How does one cope with being in an abusive relationship? Lots of ways of course and none of them seem great. Mine is to get out of them altogether. I give a pass to my mom cause she is old and poisoned by Fox News (and has had multiple holes drilled into her head), but that's it. I am fortunate that my friends are mostly Commies, Pinkos and/or fags and was able to avoid the folks I have known for a long time that have doubled down on supporting that piece of crap inhabiting the White House.

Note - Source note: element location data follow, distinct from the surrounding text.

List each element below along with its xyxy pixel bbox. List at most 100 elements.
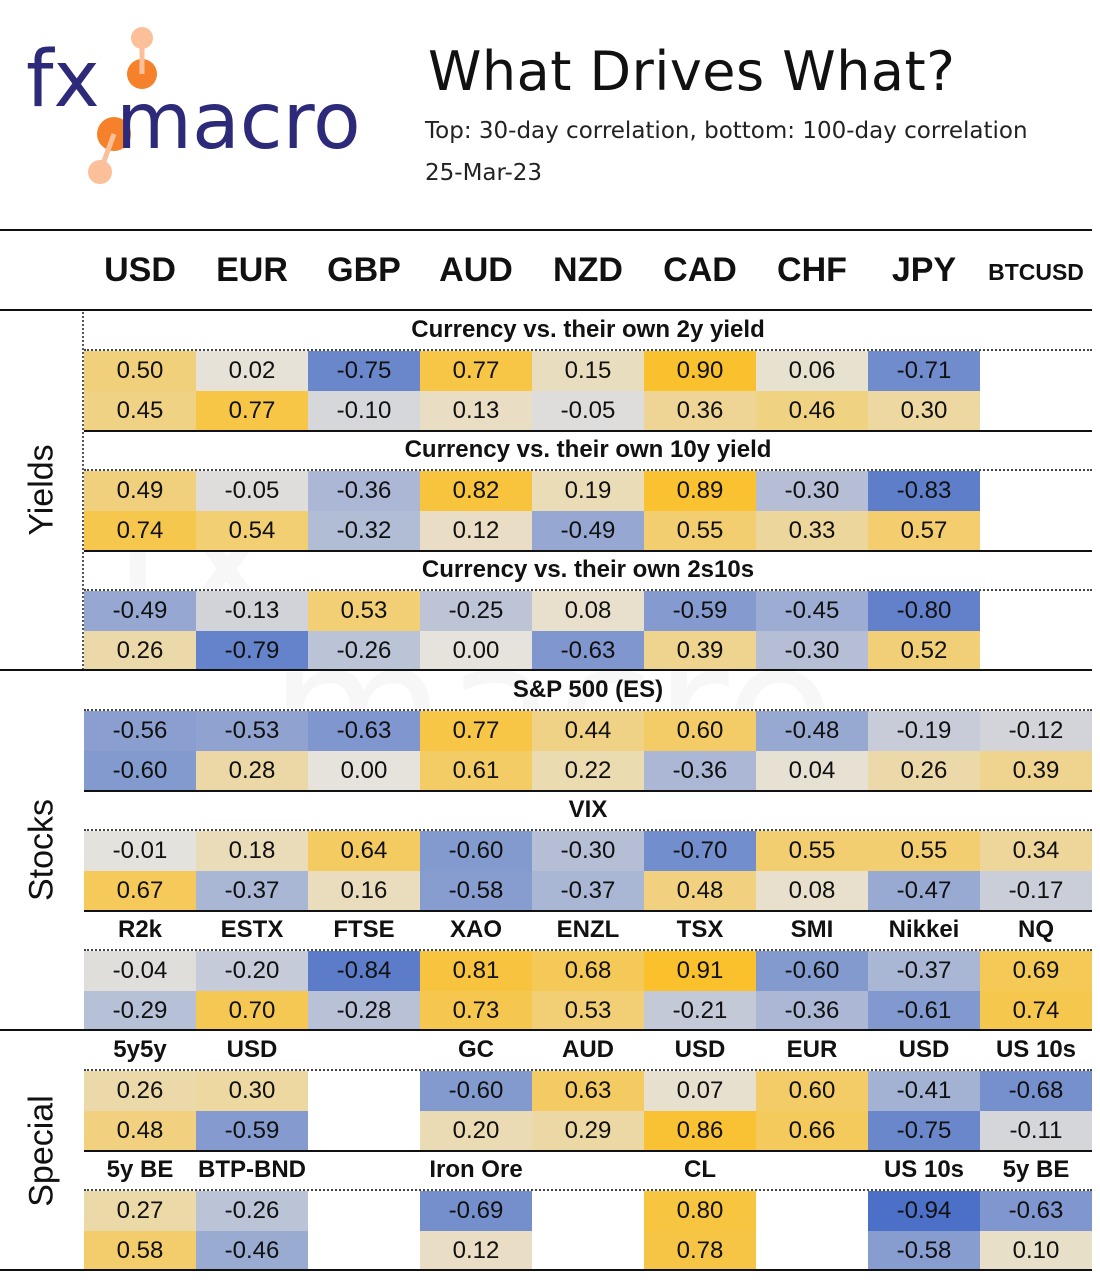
- correlation-cell: 0.81: [420, 951, 532, 991]
- row-100day: -0.29 0.70 -0.28 0.73 0.53 -0.21 -0.36 -0.61 0.7…: [84, 991, 1092, 1031]
- correlation-cell: -0.56: [84, 711, 196, 751]
- correlation-cell: -0.05: [196, 471, 308, 511]
- asset-label: 5y BE: [1002, 1156, 1070, 1183]
- correlation-cell: 0.34: [980, 831, 1092, 871]
- correlation-cell: 0.46: [756, 391, 868, 431]
- correlation-cell: 0.77: [420, 711, 532, 751]
- correlation-cell: -0.36: [756, 991, 868, 1031]
- group-label-stocks: Stocks: [22, 798, 61, 902]
- correlation-cell: 0.57: [868, 511, 980, 551]
- block-rule: [84, 1150, 1092, 1152]
- correlation-cell: -0.36: [308, 471, 420, 511]
- correlation-cell: -0.63: [308, 711, 420, 751]
- asset-label: US 10s: [883, 1156, 965, 1183]
- column-header-nzd: NZD: [553, 251, 623, 289]
- correlation-cell: 0.00: [308, 751, 420, 791]
- correlation-cell: 0.77: [420, 351, 532, 391]
- page-subtitle: Top: 30-day correlation, bottom: 100-day…: [425, 118, 1028, 144]
- asset-label: US 10s: [995, 1036, 1077, 1063]
- correlation-cell: -0.69: [420, 1191, 532, 1231]
- asset-label-row: 5y BE BTP-BND Iron Ore CL US 10s 5y BE: [84, 1151, 1092, 1189]
- correlation-cell: 0.53: [308, 591, 420, 631]
- asset-label-row: R2k ESTX FTSE XAO ENZL TSX SMI Nikkei NQ: [84, 911, 1092, 949]
- column-header-btcusd: BTCUSD: [988, 259, 1084, 285]
- correlation-cell: -0.70: [644, 831, 756, 871]
- correlation-cell: -0.75: [308, 351, 420, 391]
- row-100day: 0.26 -0.79 -0.26 0.00 -0.63 0.39 -0.30 0.52: [84, 631, 1092, 671]
- asset-label: 5y BE: [106, 1156, 174, 1183]
- correlation-cell: 0.18: [196, 831, 308, 871]
- asset-label: TSX: [676, 916, 724, 943]
- correlation-cell: 0.68: [532, 951, 644, 991]
- correlation-cell: 0.15: [532, 351, 644, 391]
- correlation-cell: -0.36: [644, 751, 756, 791]
- correlation-cell: -0.45: [756, 591, 868, 631]
- section-title: Currency vs. their own 2y yield: [411, 316, 765, 343]
- correlation-cell: 0.67: [84, 871, 196, 911]
- correlation-cell: 0.74: [980, 991, 1092, 1031]
- row-30day: 0.27 -0.26 -0.69 0.80 -0.94 -0.63: [84, 1191, 1092, 1231]
- correlation-cell: 0.90: [644, 351, 756, 391]
- page-title: What Drives What?: [428, 40, 956, 103]
- correlation-cell: -0.21: [644, 991, 756, 1031]
- row-100day: 0.67 -0.37 0.16 -0.58 -0.37 0.48 0.08 -0.47 -0.1…: [84, 871, 1092, 911]
- correlation-cell: 0.60: [756, 1071, 868, 1111]
- correlation-cell: -0.28: [308, 991, 420, 1031]
- correlation-cell: -0.20: [196, 951, 308, 991]
- correlation-cell: -0.12: [980, 711, 1092, 751]
- correlation-cell: -0.75: [868, 1111, 980, 1151]
- asset-label: ENZL: [556, 916, 620, 943]
- correlation-cell: 0.63: [532, 1071, 644, 1111]
- correlation-cell: 0.54: [196, 511, 308, 551]
- correlation-cell: -0.17: [980, 871, 1092, 911]
- correlation-cell: 0.02: [196, 351, 308, 391]
- correlation-cell: 0.80: [644, 1191, 756, 1231]
- top-rule: [0, 229, 1092, 231]
- correlation-cell: -0.37: [868, 951, 980, 991]
- asset-label: EUR: [786, 1036, 838, 1063]
- correlation-cell: 0.78: [644, 1231, 756, 1271]
- correlation-cell: 0.12: [420, 511, 532, 551]
- asset-label: AUD: [562, 1036, 614, 1063]
- row-100day: 0.58 -0.46 0.12 0.78 -0.58 0.10: [84, 1231, 1092, 1271]
- asset-label: BTP-BND: [198, 1156, 306, 1183]
- dotted-divider: [84, 469, 1092, 471]
- correlation-cell: -0.60: [420, 831, 532, 871]
- correlation-cell: -0.05: [532, 391, 644, 431]
- correlation-cell: 0.29: [532, 1111, 644, 1151]
- row-30day: 0.49 -0.05 -0.36 0.82 0.19 0.89 -0.30 -0.83: [84, 471, 1092, 511]
- correlation-cell: 0.33: [756, 511, 868, 551]
- correlation-cell: -0.63: [980, 1191, 1092, 1231]
- correlation-cell: 0.00: [420, 631, 532, 671]
- correlation-cell: 0.30: [196, 1071, 308, 1111]
- correlation-cell: 0.86: [644, 1111, 756, 1151]
- correlation-cell: 0.91: [644, 951, 756, 991]
- correlation-cell: -0.46: [196, 1231, 308, 1271]
- asset-label: XAO: [449, 916, 502, 943]
- correlation-cell: 0.73: [420, 991, 532, 1031]
- section-title: Currency vs. their own 2s10s: [421, 556, 755, 583]
- asset-label-row: 5y5y USD GC AUD USD EUR USD US 10s: [84, 1031, 1092, 1069]
- group-rule: [0, 669, 1092, 671]
- correlation-cell: -0.63: [532, 631, 644, 671]
- correlation-cell: 0.77: [196, 391, 308, 431]
- row-30day: -0.49 -0.13 0.53 -0.25 0.08 -0.59 -0.45 -0.80: [84, 591, 1092, 631]
- correlation-cell: 0.89: [644, 471, 756, 511]
- correlation-cell: 0.36: [644, 391, 756, 431]
- correlation-cell: 0.55: [756, 831, 868, 871]
- correlation-cell: 0.53: [532, 991, 644, 1031]
- correlation-cell: 0.30: [868, 391, 980, 431]
- dotted-divider: [84, 1189, 1092, 1191]
- correlation-cell: 0.66: [756, 1111, 868, 1151]
- column-header-chf: CHF: [777, 251, 847, 289]
- correlation-cell: 0.48: [644, 871, 756, 911]
- group-rule: [0, 1269, 1092, 1271]
- correlation-cell: 0.27: [84, 1191, 196, 1231]
- correlation-cell: 0.07: [644, 1071, 756, 1111]
- section-title: Currency vs. their own 10y yield: [404, 436, 772, 463]
- dotted-divider: [84, 349, 1092, 351]
- row-100day: 0.48 -0.59 0.20 0.29 0.86 0.66 -0.75 -0.11: [84, 1111, 1092, 1151]
- correlation-cell: -0.30: [756, 631, 868, 671]
- correlation-cell: 0.26: [84, 1071, 196, 1111]
- correlation-cell: -0.83: [868, 471, 980, 511]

I did talk to folks that still keep them in their lives and when their name came up, they averted their eyes and said that they avoid any talk of politics...even their kids. I get that we are never gonna convince them that their views are odious and that people being conned are always the last to admit it. I am hardly convinced by the ones that talk about all the charitable shit they do at church or how they are rally all about small government. The only way I have to let them know I think they have made some bad choices is to sideline them. And I am quite happy if they hate me cause if they like both that guy and me, then I'm doing something wrong.